Disputes over surprise billing continue to soar, new CMS data shows

By Rebecca Pifer for Healthcare Dive

Dive Brief:

  • The federal government received 13 times more surprise billing disputes in the first half of 2023 than it expected to receive in a full year, according to new CMS data.
  • And the amount is growing each quarter, contributing to a growing backlog and straining the capacity of the system regulators set up to arbitrate disputes over medical bills between providers and health insurers.
  • Of the 288,810 disputes filed in the first six months of 2023, fewer than half were closed, and arbiters rendered payment decisions in under a third of cases. Of those, providers won 77% of payment determinations, while health plans prevailed in 23% — noteworthy statistics given providers have argued the arbitration process is unfairly weighted toward insurers.

Dive Insight:

The No Surprises Act, passed in 2021, is viewed as the most comprehensive consumer health legislation since the Affordable Care Act. But implementation of the law, which is meant to hold patients blameless for unexpected out-of-network medical bills, has been less than perfect.

Provisions protecting patients kicked into gear at the start of 2022, but the process set up by the federal government to resolve payment disputes, called independent dispute resolution or IDR, was immediately embroiled in lawsuits from physician groups. Regulators were forced to stop and restart the IDR multiple times since opening the federal portal to disputes in April 2022.

IDR has also been bogged down by more disputes than the government expected.

“The first six months of 2023 were characterized by a large volume of disputes submitted through the Federal IDR portal and substantial complexity in determining whether the disputes were eligible for the Federal IDR process,” the CMS said regarding the data published this week.

A small number of providers are responsible for filing the majority of disputes, a fact that insurers have leaned on when arguing that providers are abusing the process to increase their profits.

The top three initiating parties in the first six months of 2023 — SCP Health, Team Health and Radiology Partners — were responsible for 58% of all disputes. All three are major physician staffing firms with business models that critics say are predicated on remaining out-of-network with hospital employers and surprise billing patients.

Two such staffing firms, Envision Healthcare and American Physician Partners, have filed for bankruptcy in the past year, citing the implementation of No Surprises.

Meanwhile, provider groups argue IDR is time-intensive and expensive to access, and allege many insurers aren’t complying with payment decisions.

Despite squabbling between payers and providers, the law has improved the situation for patients. More than 10 million surprise bills were prevented in the first nine months of 2023 because of No Surprises, according to an analysis by health insurance groups.

Yet, there’s a worry that No Surprises could potentially increase costs for patients in another area: their insurance premiums.

In IDR, providers and insurers resolve payment disputes by entering into baseball-style arbitration. A third-party arbiter picks one payment offer, submitted by either side.

Arbiters are instructed to consider the qualifying payment amount, or QPA, in their decisions. The QPA, which is determined by the health insurer, is the median contracted rate for a service in a given area.

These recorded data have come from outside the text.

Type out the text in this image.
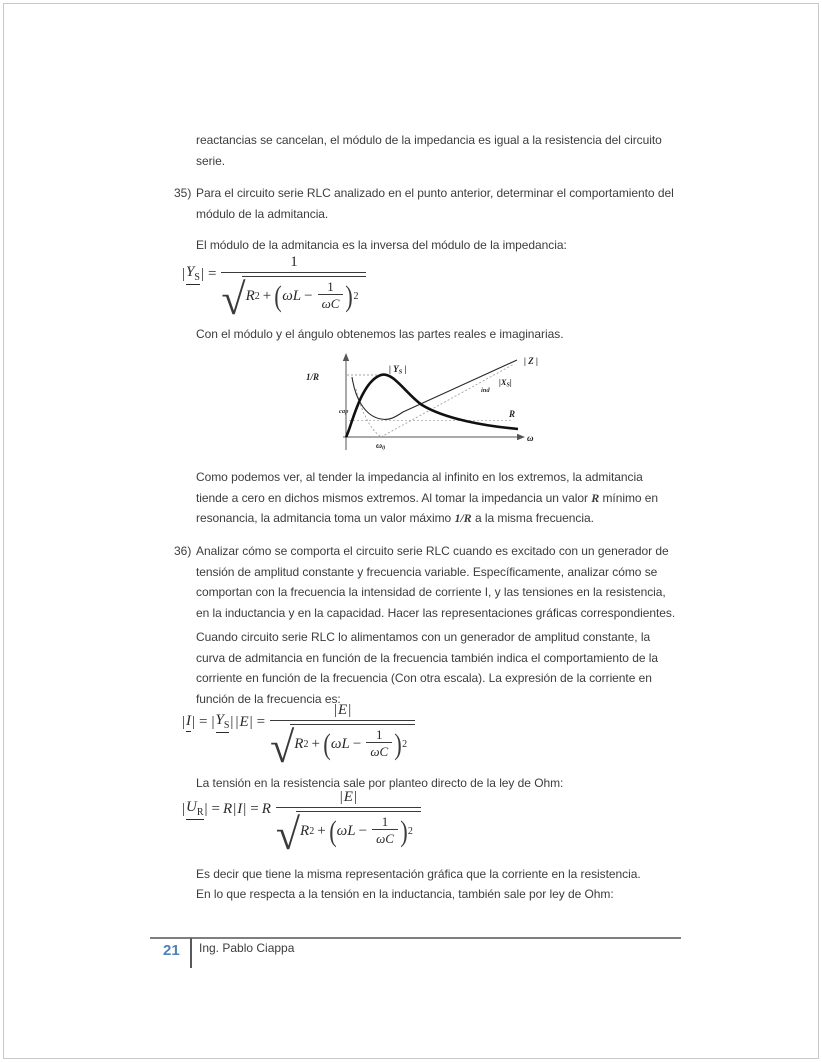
reactancias se cancelan, el módulo de la impedancia es igual a la resistencia del circuito serie.
35) Para el circuito serie RLC analizado en el punto anterior, determinar el comportamiento del módulo de la admitancia.
El módulo de la admitancia es la inversa del módulo de la impedancia:
| $Y_S$ | =
1
√ R 2 + ( $\omega L - \frac{1}{\omega C}$ ) 2
Con el módulo y el ángulo obtenemos las partes reales e imaginarias.
1/R
| YS |
| Z |
|XS|
ind
cap	R
ω0
ω
Como podemos ver, al tender la impedancia al infinito en los extremos, la admitancia tiende a cero en dichos mismos extremos. Al tomar la impedancia un valor R mínimo en resonancia, la admitancia toma un valor máximo 1/R a la misma frecuencia.
36) Analizar cómo se comporta el circuito serie RLC cuando es excitado con un generador de tensión de amplitud constante y frecuencia variable. Específicamente, analizar cómo se comportan con la frecuencia la intensidad de corriente I, y las tensiones en la resistencia, en la inductancia y en la capacidad. Hacer las representaciones gráficas correspondientes.
Cuando circuito serie RLC lo alimentamos con un generador de amplitud constante, la curva de admitancia en función de la frecuencia también indica el comportamiento de la corriente en función de la frecuencia (Con otra escala). La expresión de la corriente en función de la frecuencia es:
| I | = | $Y_S$ | | E | =
|E|
√ R 2 + ( $\omega L - \frac{1}{\omega C}$ ) 2
La tensión en la resistencia sale por planteo directo de la ley de Ohm:
| $U_R$ | = R | I | = R
|E|
√ R 2 + ( $\omega L - \frac{1}{\omega C}$ ) 2
Es decir que tiene la misma representación gráfica que la corriente en la resistencia.
En lo que respecta a la tensión en la inductancia, también sale por ley de Ohm:
21 Ing. Pablo Ciappa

According to the new data, the offer that won out was higher than the QPA in 82% of cases. Providers — which prevailed in the majority of determinations — generally benchmarked their offers to past in-network rates with the disputing plan, or past out-of-network payment amounts (which can be significantly higher than in-network rates).

Meanwhile, health plans often benchmarked their offers to the QPA, which they say represents a fair market reimbursement.

The final allowed amount being higher than prior median in-network prices suggests that No Surprises might actually end up increasing premiums, Loren Adler, associate director of the Brookings Schaeffer Initiative for Health Policy, wrote on X, formerly known as Twitter.

However, it’s “plausible” that QPAs are lower than what insurers were paying in out-of-network claims before No Surprises passed, “such that arbitration determinations aren’t creating a more lucrative out-of-network option than before,” Adler wrote on Thursday.